La plaie produit une odeur caractéristique souvent non perçue par l’homme, mais qui attire d’autres mouches femelles pleines qui viennent alors pondre dans les mêmes plaies, aggravant le processus infestant, qui peut être mortel sans traitement. La femelle peut pondre jusqu’à 3 000 oeufs et parcourir jusqu’à 200 km pour trouver un hôte.

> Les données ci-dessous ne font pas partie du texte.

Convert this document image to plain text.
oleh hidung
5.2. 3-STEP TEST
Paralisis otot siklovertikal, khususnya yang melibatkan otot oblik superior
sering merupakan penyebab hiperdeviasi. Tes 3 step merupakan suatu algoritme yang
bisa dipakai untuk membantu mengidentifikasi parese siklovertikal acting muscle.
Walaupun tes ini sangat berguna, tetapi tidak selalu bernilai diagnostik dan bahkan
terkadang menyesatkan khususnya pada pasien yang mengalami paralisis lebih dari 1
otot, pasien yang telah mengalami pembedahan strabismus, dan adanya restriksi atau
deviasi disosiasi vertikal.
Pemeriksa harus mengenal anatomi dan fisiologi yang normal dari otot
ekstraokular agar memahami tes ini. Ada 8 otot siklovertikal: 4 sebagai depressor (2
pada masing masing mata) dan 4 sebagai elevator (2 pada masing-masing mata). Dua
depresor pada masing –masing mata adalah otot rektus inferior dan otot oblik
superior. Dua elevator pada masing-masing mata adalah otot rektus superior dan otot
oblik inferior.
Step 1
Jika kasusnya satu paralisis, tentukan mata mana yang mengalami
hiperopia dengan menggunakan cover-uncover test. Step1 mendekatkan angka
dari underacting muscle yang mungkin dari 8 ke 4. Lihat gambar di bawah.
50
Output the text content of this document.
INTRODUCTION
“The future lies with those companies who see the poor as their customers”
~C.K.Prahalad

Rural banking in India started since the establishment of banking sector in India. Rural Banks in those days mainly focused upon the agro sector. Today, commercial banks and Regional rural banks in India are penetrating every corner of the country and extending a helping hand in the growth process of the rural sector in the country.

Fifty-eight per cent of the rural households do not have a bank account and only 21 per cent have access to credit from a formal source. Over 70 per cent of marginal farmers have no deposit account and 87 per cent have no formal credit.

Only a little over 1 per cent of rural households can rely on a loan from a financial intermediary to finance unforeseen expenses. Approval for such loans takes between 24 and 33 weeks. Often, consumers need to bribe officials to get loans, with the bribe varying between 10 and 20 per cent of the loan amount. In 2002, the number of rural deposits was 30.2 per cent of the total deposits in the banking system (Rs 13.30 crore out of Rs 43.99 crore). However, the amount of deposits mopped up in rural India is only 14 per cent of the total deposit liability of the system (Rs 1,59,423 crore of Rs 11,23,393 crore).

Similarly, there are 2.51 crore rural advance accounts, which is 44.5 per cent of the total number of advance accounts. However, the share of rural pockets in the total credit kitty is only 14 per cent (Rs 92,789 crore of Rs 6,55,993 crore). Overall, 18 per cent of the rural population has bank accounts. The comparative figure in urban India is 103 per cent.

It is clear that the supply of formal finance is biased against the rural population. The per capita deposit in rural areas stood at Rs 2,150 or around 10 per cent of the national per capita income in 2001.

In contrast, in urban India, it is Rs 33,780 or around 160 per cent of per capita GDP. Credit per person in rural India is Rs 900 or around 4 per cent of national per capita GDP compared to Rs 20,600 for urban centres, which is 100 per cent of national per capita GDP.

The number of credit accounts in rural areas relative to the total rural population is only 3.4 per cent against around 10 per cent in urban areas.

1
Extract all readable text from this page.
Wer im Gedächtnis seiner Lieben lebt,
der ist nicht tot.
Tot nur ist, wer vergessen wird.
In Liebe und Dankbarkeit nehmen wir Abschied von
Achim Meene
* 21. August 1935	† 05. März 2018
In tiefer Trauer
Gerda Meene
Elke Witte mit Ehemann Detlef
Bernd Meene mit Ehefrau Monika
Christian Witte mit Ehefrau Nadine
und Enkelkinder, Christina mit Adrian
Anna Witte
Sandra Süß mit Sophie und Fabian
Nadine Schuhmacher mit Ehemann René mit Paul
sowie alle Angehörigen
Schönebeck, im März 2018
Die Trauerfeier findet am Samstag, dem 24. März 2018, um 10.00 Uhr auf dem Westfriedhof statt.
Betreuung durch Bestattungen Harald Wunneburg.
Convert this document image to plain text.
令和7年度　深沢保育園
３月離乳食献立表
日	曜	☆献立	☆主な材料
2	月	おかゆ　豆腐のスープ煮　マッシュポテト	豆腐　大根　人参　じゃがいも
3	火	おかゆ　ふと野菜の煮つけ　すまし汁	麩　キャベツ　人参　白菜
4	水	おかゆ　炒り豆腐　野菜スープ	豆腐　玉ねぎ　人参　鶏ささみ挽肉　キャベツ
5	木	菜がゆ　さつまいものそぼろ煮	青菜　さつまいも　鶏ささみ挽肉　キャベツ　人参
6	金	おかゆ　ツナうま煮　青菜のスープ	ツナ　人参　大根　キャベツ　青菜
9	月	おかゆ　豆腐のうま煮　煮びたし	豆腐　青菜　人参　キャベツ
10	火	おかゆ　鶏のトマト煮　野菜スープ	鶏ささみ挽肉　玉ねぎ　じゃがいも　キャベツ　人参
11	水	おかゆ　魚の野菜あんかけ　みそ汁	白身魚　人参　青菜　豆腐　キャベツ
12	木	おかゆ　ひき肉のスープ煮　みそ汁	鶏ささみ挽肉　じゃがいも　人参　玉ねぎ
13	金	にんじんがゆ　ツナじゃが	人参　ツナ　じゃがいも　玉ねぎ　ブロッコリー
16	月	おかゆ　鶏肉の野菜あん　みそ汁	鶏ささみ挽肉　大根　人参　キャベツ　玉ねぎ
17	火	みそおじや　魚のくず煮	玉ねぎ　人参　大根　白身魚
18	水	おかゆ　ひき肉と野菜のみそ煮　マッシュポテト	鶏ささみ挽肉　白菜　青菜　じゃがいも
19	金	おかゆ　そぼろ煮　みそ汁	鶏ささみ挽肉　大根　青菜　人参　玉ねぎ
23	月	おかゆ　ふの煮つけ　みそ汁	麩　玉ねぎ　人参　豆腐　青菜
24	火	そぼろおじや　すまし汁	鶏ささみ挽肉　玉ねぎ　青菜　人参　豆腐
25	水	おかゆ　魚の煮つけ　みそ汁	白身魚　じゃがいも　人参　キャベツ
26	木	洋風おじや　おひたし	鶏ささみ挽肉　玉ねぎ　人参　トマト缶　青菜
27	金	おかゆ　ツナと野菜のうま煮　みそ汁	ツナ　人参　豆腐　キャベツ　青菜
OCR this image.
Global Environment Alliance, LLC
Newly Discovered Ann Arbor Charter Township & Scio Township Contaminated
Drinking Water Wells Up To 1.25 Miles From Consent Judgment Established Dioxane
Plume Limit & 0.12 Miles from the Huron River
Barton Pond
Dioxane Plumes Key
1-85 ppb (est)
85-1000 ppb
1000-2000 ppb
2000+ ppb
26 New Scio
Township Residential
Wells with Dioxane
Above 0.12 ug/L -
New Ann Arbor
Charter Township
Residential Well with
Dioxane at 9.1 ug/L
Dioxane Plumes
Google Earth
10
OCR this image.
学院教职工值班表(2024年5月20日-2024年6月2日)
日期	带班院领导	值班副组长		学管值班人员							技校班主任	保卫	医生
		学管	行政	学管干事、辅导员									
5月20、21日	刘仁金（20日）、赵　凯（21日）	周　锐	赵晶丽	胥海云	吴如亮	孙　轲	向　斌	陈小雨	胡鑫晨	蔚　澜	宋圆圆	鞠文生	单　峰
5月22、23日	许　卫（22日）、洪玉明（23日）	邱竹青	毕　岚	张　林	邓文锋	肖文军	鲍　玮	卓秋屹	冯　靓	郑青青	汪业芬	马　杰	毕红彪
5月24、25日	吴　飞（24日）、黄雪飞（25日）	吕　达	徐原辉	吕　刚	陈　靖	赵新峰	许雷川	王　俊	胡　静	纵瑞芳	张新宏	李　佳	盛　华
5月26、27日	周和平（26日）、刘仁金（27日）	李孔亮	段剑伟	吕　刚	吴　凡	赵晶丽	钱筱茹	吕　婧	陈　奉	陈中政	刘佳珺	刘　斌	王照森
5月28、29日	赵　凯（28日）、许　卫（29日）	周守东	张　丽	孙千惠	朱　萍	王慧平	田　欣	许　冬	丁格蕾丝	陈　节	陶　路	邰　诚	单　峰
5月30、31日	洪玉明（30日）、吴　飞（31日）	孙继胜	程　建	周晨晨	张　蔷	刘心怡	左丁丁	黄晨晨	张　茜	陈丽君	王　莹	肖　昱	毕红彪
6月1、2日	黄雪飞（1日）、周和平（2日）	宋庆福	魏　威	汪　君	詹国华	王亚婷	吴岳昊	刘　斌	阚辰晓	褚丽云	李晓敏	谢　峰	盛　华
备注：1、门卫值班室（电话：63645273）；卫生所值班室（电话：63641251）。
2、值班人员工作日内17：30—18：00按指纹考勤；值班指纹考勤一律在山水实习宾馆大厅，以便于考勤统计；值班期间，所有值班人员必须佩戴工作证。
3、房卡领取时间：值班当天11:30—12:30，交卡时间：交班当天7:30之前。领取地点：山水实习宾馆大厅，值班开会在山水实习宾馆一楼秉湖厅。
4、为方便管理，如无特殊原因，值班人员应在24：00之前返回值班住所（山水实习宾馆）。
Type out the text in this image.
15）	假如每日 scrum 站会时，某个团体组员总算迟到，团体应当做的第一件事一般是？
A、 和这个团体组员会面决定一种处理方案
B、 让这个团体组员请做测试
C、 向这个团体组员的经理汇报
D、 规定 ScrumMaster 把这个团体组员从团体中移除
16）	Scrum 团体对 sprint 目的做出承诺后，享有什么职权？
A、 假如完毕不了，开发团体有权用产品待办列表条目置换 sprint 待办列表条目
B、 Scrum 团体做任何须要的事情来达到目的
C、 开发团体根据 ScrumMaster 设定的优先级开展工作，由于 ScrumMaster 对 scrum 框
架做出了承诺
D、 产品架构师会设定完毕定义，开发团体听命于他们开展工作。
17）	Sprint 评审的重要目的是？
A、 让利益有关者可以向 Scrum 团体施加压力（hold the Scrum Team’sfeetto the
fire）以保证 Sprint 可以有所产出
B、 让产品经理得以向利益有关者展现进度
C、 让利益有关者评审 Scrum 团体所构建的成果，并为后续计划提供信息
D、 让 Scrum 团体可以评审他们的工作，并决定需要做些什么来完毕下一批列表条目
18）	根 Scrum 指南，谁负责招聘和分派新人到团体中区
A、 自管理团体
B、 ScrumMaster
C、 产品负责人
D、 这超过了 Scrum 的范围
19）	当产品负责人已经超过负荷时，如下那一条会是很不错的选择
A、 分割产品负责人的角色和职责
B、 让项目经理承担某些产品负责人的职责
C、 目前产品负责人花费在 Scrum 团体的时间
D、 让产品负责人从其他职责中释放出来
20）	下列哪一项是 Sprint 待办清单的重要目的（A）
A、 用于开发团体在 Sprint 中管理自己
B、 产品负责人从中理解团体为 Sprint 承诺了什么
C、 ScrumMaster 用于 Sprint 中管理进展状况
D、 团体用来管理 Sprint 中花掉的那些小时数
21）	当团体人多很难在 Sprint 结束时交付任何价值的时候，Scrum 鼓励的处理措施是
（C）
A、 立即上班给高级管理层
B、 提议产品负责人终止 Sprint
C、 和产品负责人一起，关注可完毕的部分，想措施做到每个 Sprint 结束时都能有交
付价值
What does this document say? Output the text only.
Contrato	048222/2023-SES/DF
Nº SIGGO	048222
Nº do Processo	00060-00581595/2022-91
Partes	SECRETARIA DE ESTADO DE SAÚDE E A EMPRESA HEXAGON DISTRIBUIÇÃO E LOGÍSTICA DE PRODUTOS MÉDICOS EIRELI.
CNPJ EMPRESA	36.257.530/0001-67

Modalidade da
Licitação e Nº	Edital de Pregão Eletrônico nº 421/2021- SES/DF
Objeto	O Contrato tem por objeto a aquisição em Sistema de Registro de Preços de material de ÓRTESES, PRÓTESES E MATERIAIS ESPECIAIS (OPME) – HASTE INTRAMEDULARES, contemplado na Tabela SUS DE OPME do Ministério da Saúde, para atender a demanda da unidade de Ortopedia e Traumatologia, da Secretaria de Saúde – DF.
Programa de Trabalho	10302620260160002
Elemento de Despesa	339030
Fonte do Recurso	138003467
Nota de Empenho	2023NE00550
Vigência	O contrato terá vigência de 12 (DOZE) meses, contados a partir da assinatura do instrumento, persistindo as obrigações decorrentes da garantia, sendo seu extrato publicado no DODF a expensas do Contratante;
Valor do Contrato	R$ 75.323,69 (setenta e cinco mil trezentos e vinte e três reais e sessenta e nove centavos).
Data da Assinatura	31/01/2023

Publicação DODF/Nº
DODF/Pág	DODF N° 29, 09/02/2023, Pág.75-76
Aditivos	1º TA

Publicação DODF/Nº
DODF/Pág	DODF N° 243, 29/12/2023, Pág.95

Statut légal des armes entomologiques
Si elles sont clairement interdites par le traité « Biological and Toxic Weapon Convention » de 1972, le statut de l’utilisation des insectes non infectés contre les cultures n’est pas clairement défini.
Conclusion
La menace entomologique peut à tout moment être d’actualité. L’utilisation de cette arme est peu couteuse et les conséquences peuvent être importantes. Elles peuvent atteindre l’homme mais aussi les cultures et le bétail. Légalement interdites, ces armes pourraient être utilisées par les terroristes. Une des façons de la juguler passe par la surveillance des imports et exports aux aéroports par des spécialistes entomologistes au sein des équipes de sécurité.
Bibliographie
- F.N.Chaudry, M. F. Malik, M. Hussain, N. Asif. Insects as biological weapons. J. Bioterror Biodef, 2017, 8:2
- Guerre entomologique: https://fr.wikipedia.org/wiki/Guerre_entomologique
2 commentaires
Bonjour, l’arrivée du bourdon noir qui tue les abeilles peut elle être considérée comme planifiée ?
Aucune info dans ce sens…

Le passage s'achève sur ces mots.